In this presentation, Cut Up/Cut Out artist James Allen will give us a close look in to the processes, ephemera, and everyday objects that inspire him to create his book excavations.
Bellevue Arts Museum
Members: Free | Non-members: $5
About James Allen
A majority of James Allen's artwork is reductive: he takes common-place objects and alters them by removing parts or fragmenting and reconstructing them. Allen refers to this sculptural process as Book Excavations. Each Excavation begins by cutting a rectangular hole in the cover of a book. Then, one page at a time, he cuts his way through the pages. By selectively keeping fragments of images and words he creates a composition using the content of the book as it emerges. He leaves the book bound and doesn't move any of the pages of the book. Instead revealing the contents only by cutting away and removing sections of pages.

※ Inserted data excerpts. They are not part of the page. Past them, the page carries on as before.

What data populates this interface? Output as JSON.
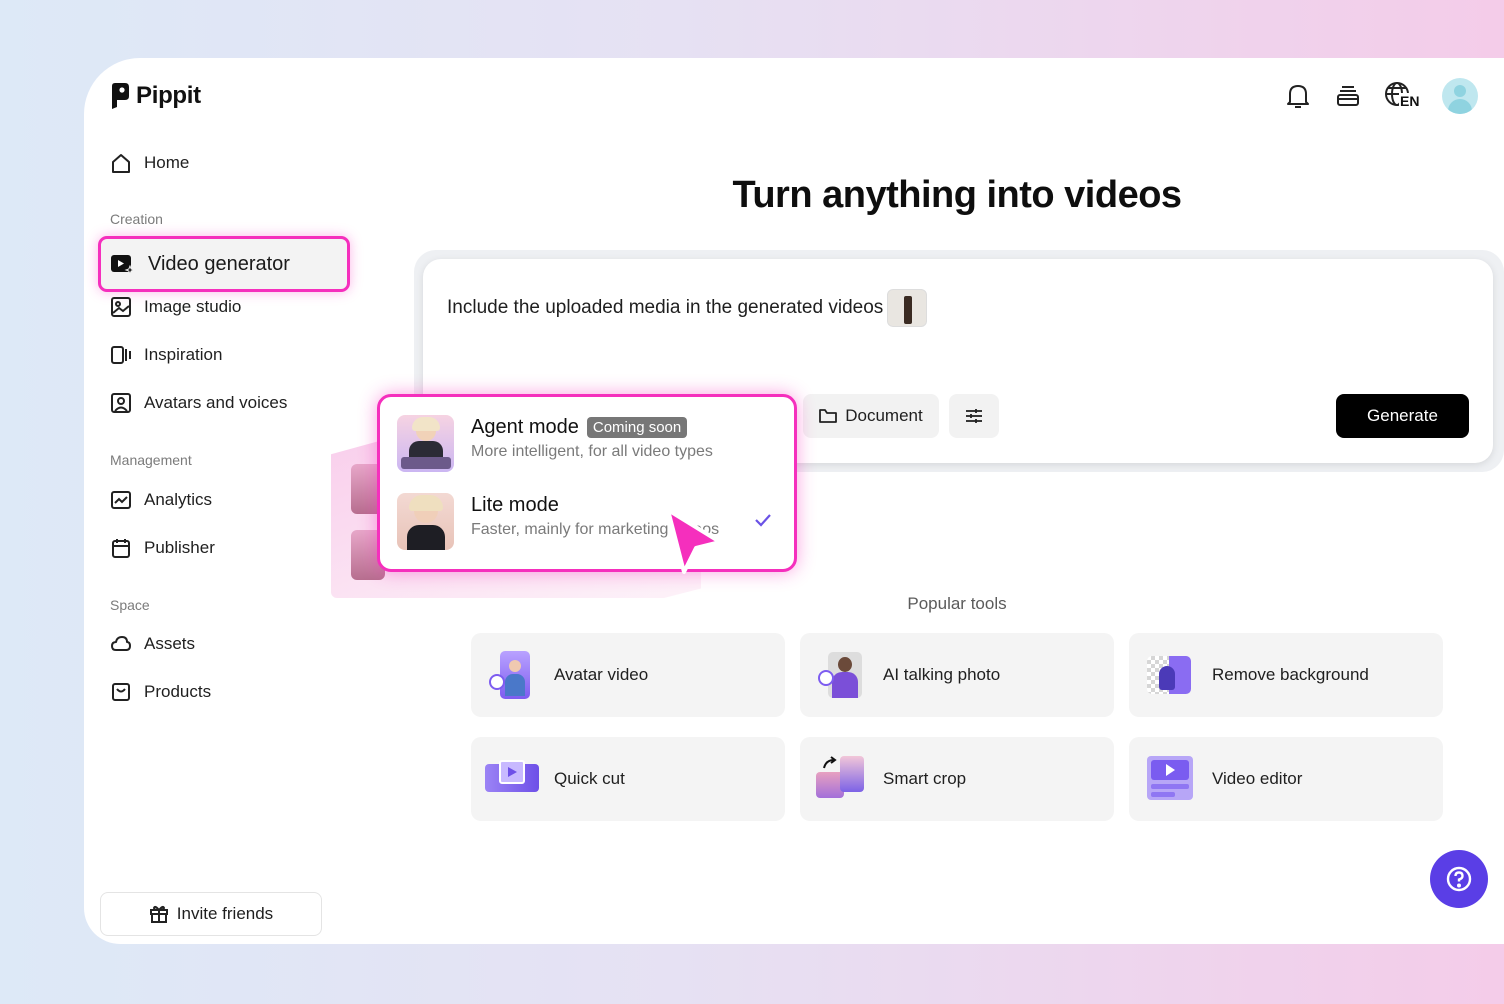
{
  "brand": {
    "name": "Pippit"
  },
  "header": {
    "language": "EN"
  },
  "sidebar": {
    "home": "Home",
    "creation_label": "Creation",
    "creation": [
      "Video generator",
      "Image studio",
      "Inspiration",
      "Avatars and voices"
    ],
    "management_label": "Management",
    "management": [
      "Analytics",
      "Publisher"
    ],
    "space_label": "Space",
    "space": [
      "Assets",
      "Products"
    ],
    "invite": "Invite friends"
  },
  "main": {
    "title": "Turn anything into videos",
    "prompt": "Include the uploaded media in the generated videos",
    "document_button": "Document",
    "generate_button": "Generate",
    "popular_title": "Popular tools",
    "tools": [
      "Avatar video",
      "AI talking photo",
      "Remove background",
      "Quick cut",
      "Smart crop",
      "Video editor"
    ]
  },
  "mode_menu": {
    "agent": {
      "name": "Agent mode",
      "badge": "Coming soon",
      "desc": "More intelligent, for all video types"
    },
    "lite": {
      "name": "Lite mode",
      "desc": "Faster, mainly for marketing videos",
      "selected": true
    }
  },
  "colors": {
    "highlight": "#f52fbd",
    "accent": "#5a3ee6",
    "generate_bg": "#000000"
  }
}
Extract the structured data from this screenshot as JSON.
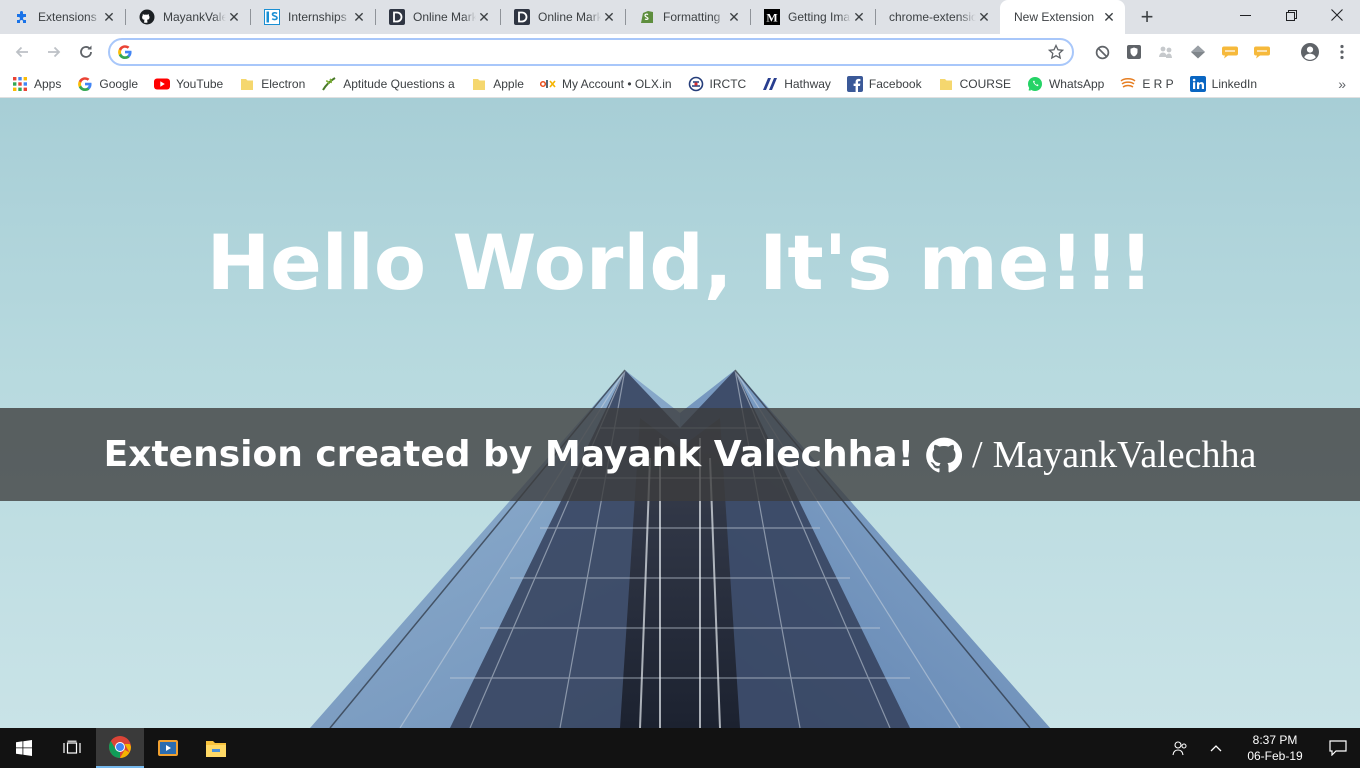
{
  "tabs": [
    {
      "title": "Extensions",
      "icon": "puzzle-icon",
      "active": false
    },
    {
      "title": "MayankValechha",
      "icon": "github-icon",
      "active": false
    },
    {
      "title": "Internships",
      "icon": "internshala-icon",
      "active": false
    },
    {
      "title": "Online Marketing",
      "icon": "d-logo-icon",
      "active": false
    },
    {
      "title": "Online Marketing",
      "icon": "d-logo-icon",
      "active": false
    },
    {
      "title": "Formatting",
      "icon": "shopify-icon",
      "active": false
    },
    {
      "title": "Getting Images",
      "icon": "medium-icon",
      "active": false
    },
    {
      "title": "chrome-extension",
      "icon": "",
      "active": false
    },
    {
      "title": "New Extension",
      "icon": "",
      "active": true
    }
  ],
  "omnibox": {
    "value": "",
    "placeholder": ""
  },
  "bookmarks": [
    {
      "label": "Apps",
      "icon": "apps-grid-icon"
    },
    {
      "label": "Google",
      "icon": "google-icon"
    },
    {
      "label": "YouTube",
      "icon": "youtube-icon"
    },
    {
      "label": "Electron",
      "icon": "folder-icon"
    },
    {
      "label": "Aptitude Questions a",
      "icon": "aptitude-icon"
    },
    {
      "label": "Apple",
      "icon": "folder-icon"
    },
    {
      "label": "My Account • OLX.in",
      "icon": "olx-icon"
    },
    {
      "label": "IRCTC",
      "icon": "irctc-icon"
    },
    {
      "label": "Hathway",
      "icon": "hathway-icon"
    },
    {
      "label": "Facebook",
      "icon": "facebook-icon"
    },
    {
      "label": "COURSE",
      "icon": "folder-icon"
    },
    {
      "label": "WhatsApp",
      "icon": "whatsapp-icon"
    },
    {
      "label": "E R P",
      "icon": "erp-icon"
    },
    {
      "label": "LinkedIn",
      "icon": "linkedin-icon"
    }
  ],
  "page": {
    "heading": "Hello World, It's me!!!",
    "credit": "Extension created by Mayank Valechha!",
    "separator": "/",
    "github_handle": "MayankValechha"
  },
  "taskbar": {
    "time": "8:37 PM",
    "date": "06-Feb-19"
  },
  "colors": {
    "tabstrip": "#dee1e6",
    "banner": "#3c3c3c",
    "sky_top": "#a7ced6",
    "sky_bottom": "#c9e3e7",
    "taskbar": "#121212"
  }
}
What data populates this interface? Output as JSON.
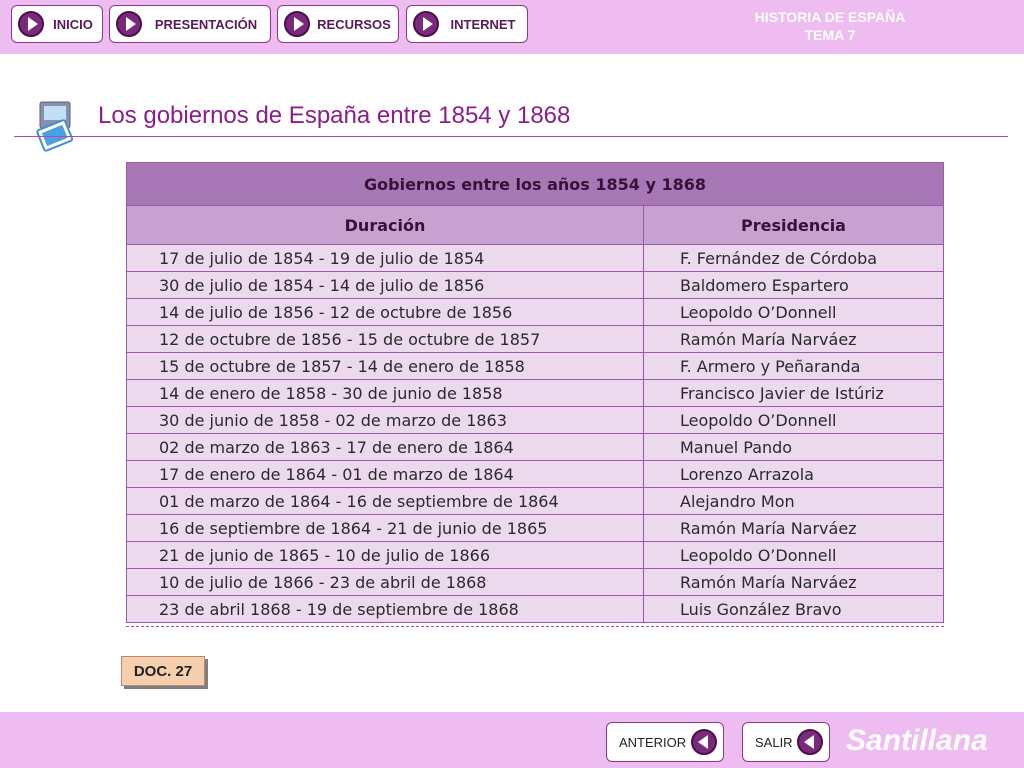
{
  "nav": {
    "inicio": "INICIO",
    "presentacion": "PRESENTACIÓN",
    "recursos": "RECURSOS",
    "internet": "INTERNET"
  },
  "header": {
    "line1": "HISTORIA DE ESPAÑA",
    "line2": "TEMA 7"
  },
  "page": {
    "title": "Los gobiernos de España entre 1854 y 1868"
  },
  "table": {
    "caption": "Gobiernos entre los años 1854 y 1868",
    "columns": [
      "Duración",
      "Presidencia"
    ],
    "rows": [
      [
        "17 de julio de 1854 - 19 de julio de 1854",
        "F. Fernández de Córdoba"
      ],
      [
        "30 de julio de 1854 - 14 de julio de 1856",
        "Baldomero Espartero"
      ],
      [
        "14 de julio de 1856 - 12 de octubre de 1856",
        "Leopoldo O’Donnell"
      ],
      [
        "12 de octubre de 1856 - 15 de octubre de 1857",
        "Ramón María Narváez"
      ],
      [
        "15 de octubre de 1857 - 14 de enero de 1858",
        "F. Armero y Peñaranda"
      ],
      [
        "14 de enero de 1858 - 30 de junio de 1858",
        "Francisco Javier de Istúriz"
      ],
      [
        "30 de junio de 1858 - 02 de marzo de 1863",
        "Leopoldo O’Donnell"
      ],
      [
        "02 de marzo de 1863 - 17 de enero de 1864",
        "Manuel Pando"
      ],
      [
        "17 de enero de 1864 -  01 de marzo de 1864",
        "Lorenzo Arrazola"
      ],
      [
        "01 de marzo de 1864 - 16 de septiembre de 1864",
        "Alejandro Mon"
      ],
      [
        "16 de septiembre de 1864 - 21 de junio de 1865",
        "Ramón María Narváez"
      ],
      [
        "21 de junio de 1865 - 10 de julio de 1866",
        "Leopoldo O’Donnell"
      ],
      [
        "10 de julio de 1866 - 23 de abril de 1868",
        "Ramón María Narváez"
      ],
      [
        "23 de abril 1868 - 19 de septiembre de 1868",
        "Luis González Bravo"
      ]
    ]
  },
  "doc_label": "DOC. 27",
  "footer": {
    "anterior": "ANTERIOR",
    "salir": "SALIR",
    "brand": "Santillana"
  },
  "colors": {
    "bar": "#eebcf0",
    "accent": "#8a1e8a",
    "table_caption": "#a878b6",
    "table_header": "#c7a1cf",
    "table_row": "#ecd9ee"
  },
  "icons": {
    "nav_arrow": "play-arrow-icon",
    "back_arrow": "back-arrow-icon",
    "title_icon": "slides-icon"
  }
}
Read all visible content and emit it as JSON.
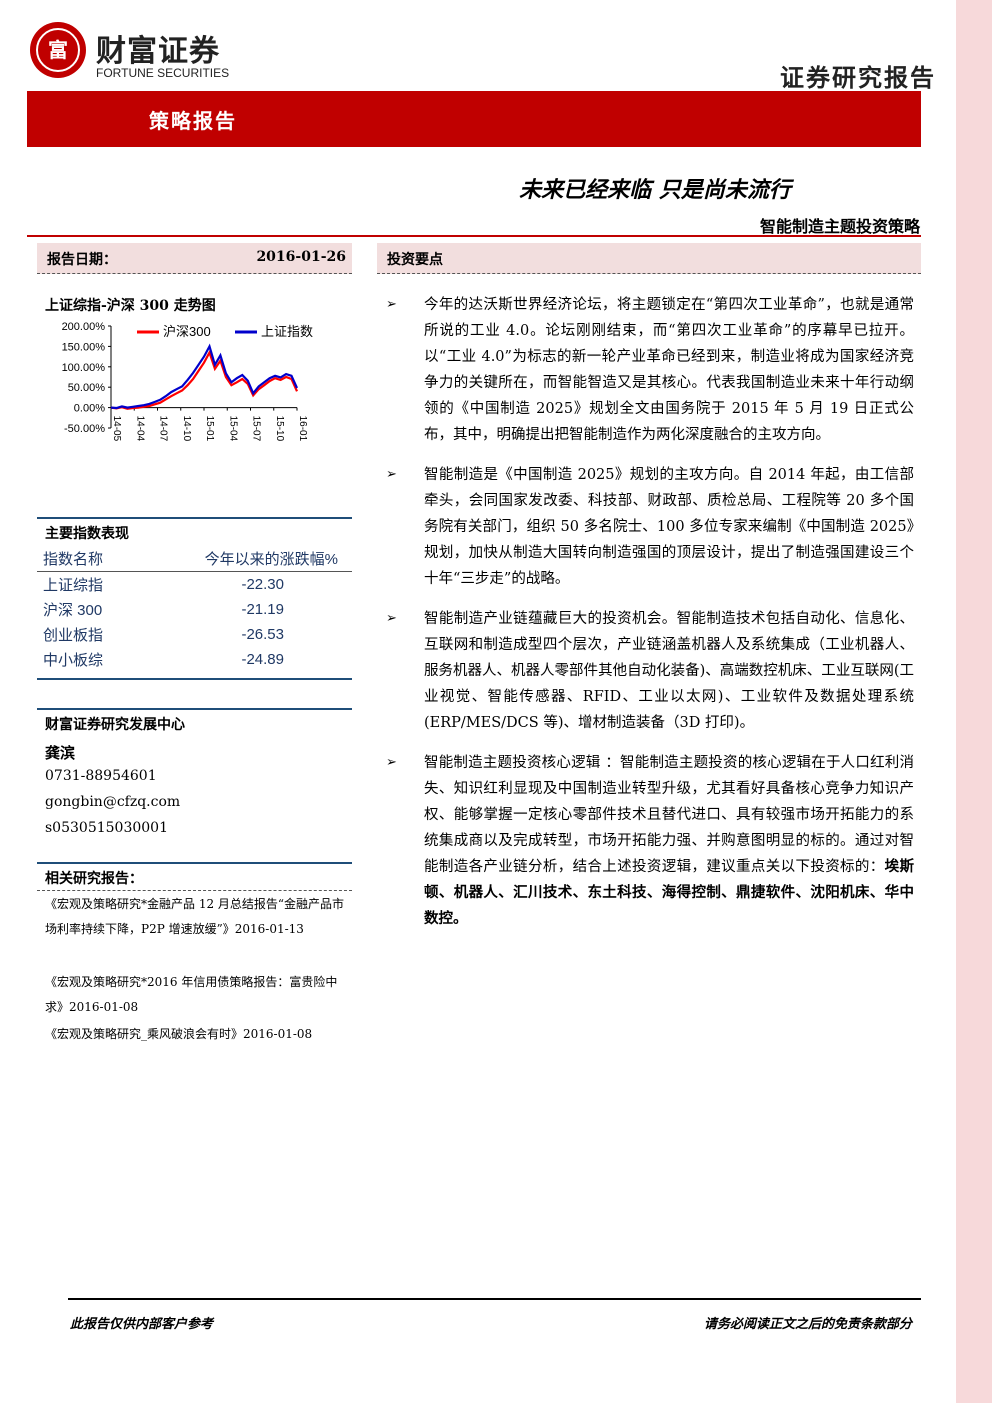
{
  "header": {
    "logo_glyph": "富",
    "brand_cn": "财富证券",
    "brand_en": "FORTUNE SECURITIES",
    "report_type": "证券研究报告",
    "banner_label": "策略报告"
  },
  "titles": {
    "main": "未来已经来临  只是尚未流行",
    "sub": "智能制造主题投资策略"
  },
  "meta": {
    "date_label": "报告日期：",
    "date_value": "2016-01-26",
    "highlights_label": "投资要点"
  },
  "chart_data": {
    "type": "line",
    "title": "上证综指-沪深 300 走势图",
    "x_ticks": [
      "14-05",
      "14-04",
      "14-07",
      "14-10",
      "15-01",
      "15-04",
      "15-07",
      "15-10",
      "16-01"
    ],
    "ylim": [
      -50,
      200
    ],
    "y_ticks": [
      "200.00%",
      "150.00%",
      "100.00%",
      "50.00%",
      "0.00%",
      "-50.00%"
    ],
    "grid": false,
    "legend_position": "top",
    "series": [
      {
        "name": "沪深300",
        "color": "#ff0000",
        "values": [
          0,
          -2,
          1,
          -3,
          -1,
          0,
          2,
          4,
          8,
          12,
          20,
          28,
          35,
          42,
          55,
          70,
          90,
          110,
          135,
          95,
          115,
          75,
          55,
          62,
          70,
          58,
          30,
          45,
          55,
          65,
          72,
          68,
          75,
          70,
          40
        ]
      },
      {
        "name": "上证指数",
        "color": "#0000cc",
        "values": [
          0,
          -1,
          3,
          0,
          2,
          4,
          6,
          9,
          14,
          19,
          28,
          38,
          45,
          52,
          68,
          85,
          105,
          125,
          150,
          105,
          128,
          84,
          62,
          72,
          80,
          66,
          35,
          52,
          62,
          72,
          78,
          74,
          82,
          78,
          48
        ]
      }
    ]
  },
  "index_table": {
    "title": "主要指数表现",
    "headers": [
      "指数名称",
      "今年以来的涨跌幅%"
    ],
    "rows": [
      {
        "name": "上证综指",
        "value": "-22.30"
      },
      {
        "name": "沪深 300",
        "value": "-21.19"
      },
      {
        "name": "创业板指",
        "value": "-26.53"
      },
      {
        "name": "中小板综",
        "value": "-24.89"
      }
    ]
  },
  "contact": {
    "dept": "财富证券研究发展中心",
    "analyst": "龚滨",
    "phone": "0731-88954601",
    "email": "gongbin@cfzq.com",
    "cert": "s0530515030001"
  },
  "related": {
    "title": "相关研究报告：",
    "items": [
      "《宏观及策略研究*金融产品 12 月总结报告“金融产品市场利率持续下降，P2P 增速放缓”》2016-01-13",
      "《宏观及策略研究*2016 年信用债策略报告：富贵险中求》2016-01-08",
      "《宏观及策略研究_乘风破浪会有时》2016-01-08"
    ]
  },
  "bullets": {
    "b1": "今年的达沃斯世界经济论坛，将主题锁定在“第四次工业革命”，也就是通常所说的工业 4.0。论坛刚刚结束，而“第四次工业革命”的序幕早已拉开。以“工业 4.0”为标志的新一轮产业革命已经到来，制造业将成为国家经济竞争力的关键所在，而智能智造又是其核心。代表我国制造业未来十年行动纲领的《中国制造 2025》规划全文由国务院于 2015 年 5 月 19 日正式公布，其中，明确提出把智能制造作为两化深度融合的主攻方向。",
    "b2": "智能制造是《中国制造 2025》规划的主攻方向。自 2014 年起，由工信部牵头，会同国家发改委、科技部、财政部、质检总局、工程院等 20 多个国务院有关部门，组织 50 多名院士、100 多位专家来编制《中国制造 2025》规划，加快从制造大国转向制造强国的顶层设计，提出了制造强国建设三个十年“三步走”的战略。",
    "b3": "智能制造产业链蕴藏巨大的投资机会。智能制造技术包括自动化、信息化、互联网和制造成型四个层次，产业链涵盖机器人及系统集成（工业机器人、服务机器人、机器人零部件其他自动化装备)、高端数控机床、工业互联网(工业视觉、智能传感器、RFID、工业以太网)、工业软件及数据处理系统(ERP/MES/DCS 等)、增材制造装备（3D 打印)。",
    "b4_text": "智能制造主题投资核心逻辑 ：智能制造主题投资的核心逻辑在于人口红利消失、知识红利显现及中国制造业转型升级，尤其看好具备核心竞争力知识产权、能够掌握一定核心零部件技术且替代进口、具有较强市场开拓能力的系统集成商以及完成转型，市场开拓能力强、并购意图明显的标的。通过对智能制造各产业链分析，结合上述投资逻辑，建议重点关以下投资标的：",
    "b4_bold": "埃斯顿、机器人、汇川技术、东土科技、海得控制、鼎捷软件、沈阳机床、华中数控。"
  },
  "footer": {
    "left": "此报告仅供内部客户参考",
    "right": "请务必阅读正文之后的免责条款部分"
  }
}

In this way, chance and random associations are embraced to reinterpret the intended message and purpose of each book. Both narrative and compositional dynamics are considered to create a condensed reinterpretation of the book's content. The original intent of the book is destroyed, but in the process an exquisite Excavation is created. These Excavations turn the linear format of a book into a flat "window" through which to observe many pages at once. Instead of reading from cover to cover and gaining knowledge, the meaning of the book is obscured and becomes a visual meditation on its subject. James Allen earned a BFA from the University of Wisconsin Milwaukee and was featured in the book, Art Made from Books: Altered, Sculpted, Carved, Transformed. In 2009 his work was exhibited at the Bellevue Arts Museum in The Book Borrowers: Contemporary Artists Transforming the Book. His Book Excavations are also in special collections libraries at UCLA; Ringling College of Art and Design; John's Hopkins University; University of Wisconsin Milwaukee; and University of Colorado Boulder.